AKP, bir zamanlar “Askeri vesayet rejimini sonlandırıyoruz” diyerek kandırdığı gibi şimdi de benzeri bir plan yürütüyor ama biz o zaman olduğu gibi şimdi de yetmez ama evetçi olmayacak kadar gerçeklere hâkimiz ve bunu halka anlatmaya devam edeceğiz.
ANTİEMPERYALİSYLER BUNU DA YUTMAZ
Öcalan mesajında, kendisine dayanışma dileklerini ileten aydınlara “Alain Badiou ve Slavoj Zizek şahsında teşekkürlerimi iletiyorum.
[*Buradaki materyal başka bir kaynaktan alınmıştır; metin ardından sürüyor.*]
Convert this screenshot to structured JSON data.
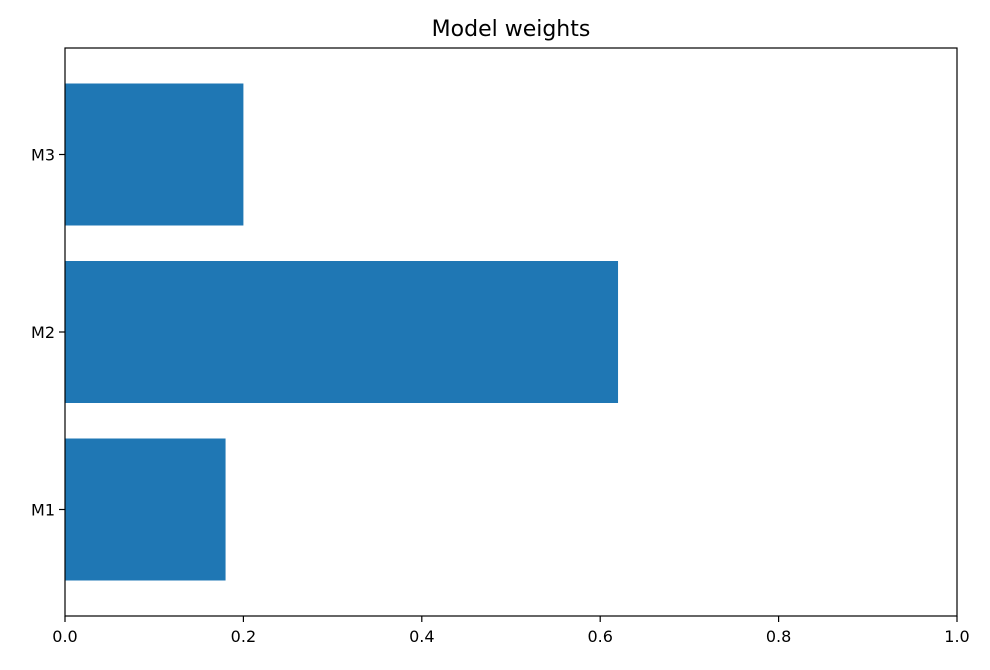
{
  "chart_data": {
    "type": "bar",
    "orientation": "horizontal",
    "title": "Model weights",
    "xlabel": "",
    "ylabel": "",
    "categories": [
      "M1",
      "M2",
      "M3"
    ],
    "values": [
      0.18,
      0.62,
      0.2
    ],
    "xlim": [
      0.0,
      1.0
    ],
    "xticks": [
      "0.0",
      "0.2",
      "0.4",
      "0.6",
      "0.8",
      "1.0"
    ],
    "bar_color": "#1f77b4",
    "grid": false,
    "legend": "none"
  }
}
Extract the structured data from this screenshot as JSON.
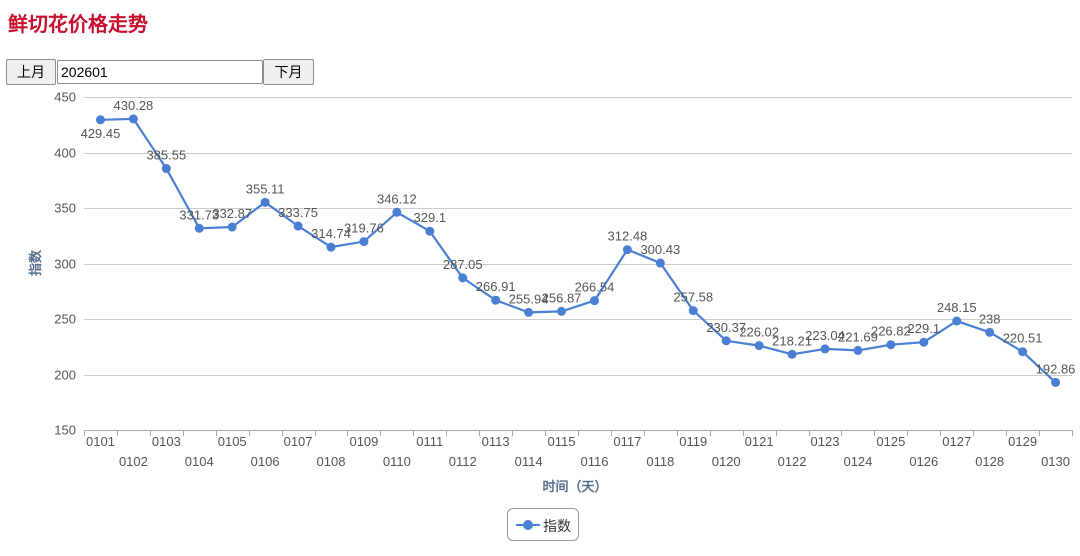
{
  "page_title": "鲜切花价格走势",
  "controls": {
    "prev_label": "上月",
    "next_label": "下月",
    "month_value": "202601"
  },
  "colors": {
    "title": "#c8102e",
    "series": "#4a7fd4",
    "grid": "#cccccc",
    "axis_title": "#5a6f8f"
  },
  "legend_icon": "line-with-circle-marker",
  "chart_data": {
    "type": "line",
    "title": "",
    "xlabel": "时间（天）",
    "ylabel": "指数",
    "ylim": [
      150,
      450
    ],
    "yticks": [
      150,
      200,
      250,
      300,
      350,
      400,
      450
    ],
    "grid": true,
    "legend_position": "bottom-center",
    "categories": [
      "0101",
      "0102",
      "0103",
      "0104",
      "0105",
      "0106",
      "0107",
      "0108",
      "0109",
      "0110",
      "0111",
      "0112",
      "0113",
      "0114",
      "0115",
      "0116",
      "0117",
      "0118",
      "0119",
      "0120",
      "0121",
      "0122",
      "0123",
      "0124",
      "0125",
      "0126",
      "0127",
      "0128",
      "0129",
      "0130"
    ],
    "series": [
      {
        "name": "指数",
        "values": [
          429.45,
          430.28,
          385.55,
          331.73,
          332.87,
          355.11,
          333.75,
          314.74,
          319.76,
          346.12,
          329.1,
          287.05,
          266.91,
          255.94,
          256.87,
          266.54,
          312.48,
          300.43,
          257.58,
          230.37,
          226.02,
          218.21,
          223.04,
          221.69,
          226.82,
          229.1,
          248.15,
          238,
          220.51,
          192.86
        ],
        "labels": [
          "429.45",
          "430.28",
          "385.55",
          "331.73",
          "332.87",
          "355.11",
          "333.75",
          "314.74",
          "319.76",
          "346.12",
          "329.1",
          "287.05",
          "266.91",
          "255.94",
          "256.87",
          "266.54",
          "312.48",
          "300.43",
          "257.58",
          "230.37",
          "226.02",
          "218.21",
          "223.04",
          "221.69",
          "226.82",
          "229.1",
          "248.15",
          "238",
          "220.51",
          "192.86"
        ]
      }
    ]
  }
}
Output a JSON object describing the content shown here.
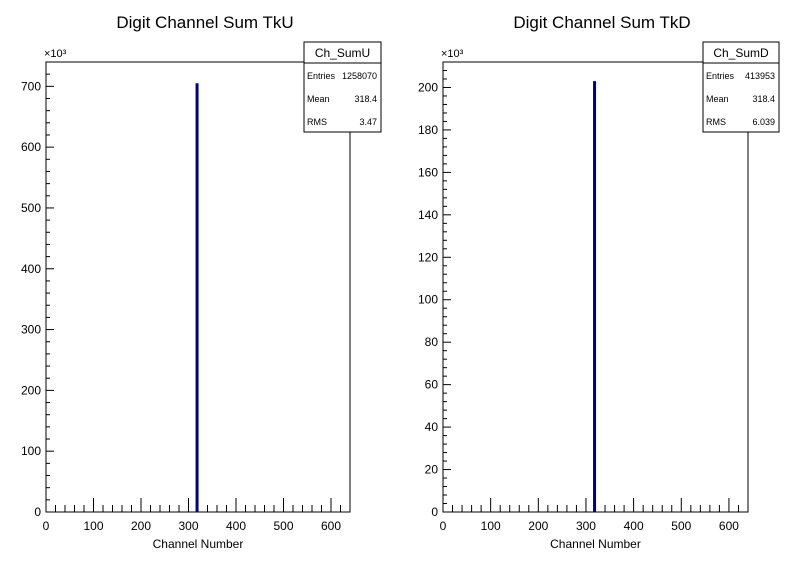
{
  "chart_data": [
    {
      "type": "bar",
      "title": "Digit Channel Sum TkU",
      "xlabel": "Channel Number",
      "ylabel": "",
      "xlim": [
        0,
        640
      ],
      "ylim": [
        0,
        740
      ],
      "y_multiplier_label": "×10³",
      "x_ticks": [
        "0",
        "100",
        "200",
        "300",
        "400",
        "500",
        "600"
      ],
      "y_ticks": [
        "0",
        "100",
        "200",
        "300",
        "400",
        "500",
        "600",
        "700"
      ],
      "bins": [
        {
          "x": 318,
          "y": 705
        }
      ],
      "stats_box": {
        "name": "Ch_SumU",
        "rows": [
          {
            "label": "Entries",
            "value": "1258070"
          },
          {
            "label": "Mean",
            "value": "318.4"
          },
          {
            "label": "RMS",
            "value": "3.47"
          }
        ]
      },
      "grid": false,
      "line_color": "#000080"
    },
    {
      "type": "bar",
      "title": "Digit Channel Sum TkD",
      "xlabel": "Channel Number",
      "ylabel": "",
      "xlim": [
        0,
        640
      ],
      "ylim": [
        0,
        212
      ],
      "y_multiplier_label": "×10³",
      "x_ticks": [
        "0",
        "100",
        "200",
        "300",
        "400",
        "500",
        "600"
      ],
      "y_ticks": [
        "0",
        "20",
        "40",
        "60",
        "80",
        "100",
        "120",
        "140",
        "160",
        "180",
        "200"
      ],
      "bins": [
        {
          "x": 318,
          "y": 203
        }
      ],
      "stats_box": {
        "name": "Ch_SumD",
        "rows": [
          {
            "label": "Entries",
            "value": "413953"
          },
          {
            "label": "Mean",
            "value": "318.4"
          },
          {
            "label": "RMS",
            "value": "6.039"
          }
        ]
      },
      "grid": false,
      "line_color": "#000080"
    }
  ]
}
Ortak enternasyonal ve sosyalist çalışmalarda buluşmayı diliyorum” diyerek seslenmiş. Belli ki yine ilk açıklamasından bu yana Türkiye’deki sol/sosyalist çevreleri etki altına alma çabasında.
Bu tür söylemlerle yıllardır sol mücadeleye etnikçi bir nitelik kazandırılmaya çalışıldı ve ne yazık ki büyük oranda da sonuç alındı; etnik kökeni ne olursa olsun her emekçinin temel sorunu olan sınıf mücadelesi bu yüzden zayıflatılırken Doğu ve Güneydoğu’daki sorunun asıl kaynaklarından biri olan, tarikatlarla birlik olup halkı sömüren toprak ağalığı ve şeyhlik sistemi hiç sorgulanmadı.
Ayrıca Öcalan’ın selam gönderdiği Zizek, 2019’da yazdığı bir yazıda, “Avrupalı solcular, ABD’den destek aldı diye Kürtlere sırt çeviriyor, iğrenç bir ihanet tablosu daha” diye yazan ve emperyalizmle işbirliğini meşrulaştıran biridir. Ama zaten görünen o ki Türkiye’de ve Ortadoğu’da kurulan yeni tezgâh da emperyalist tezgâhı!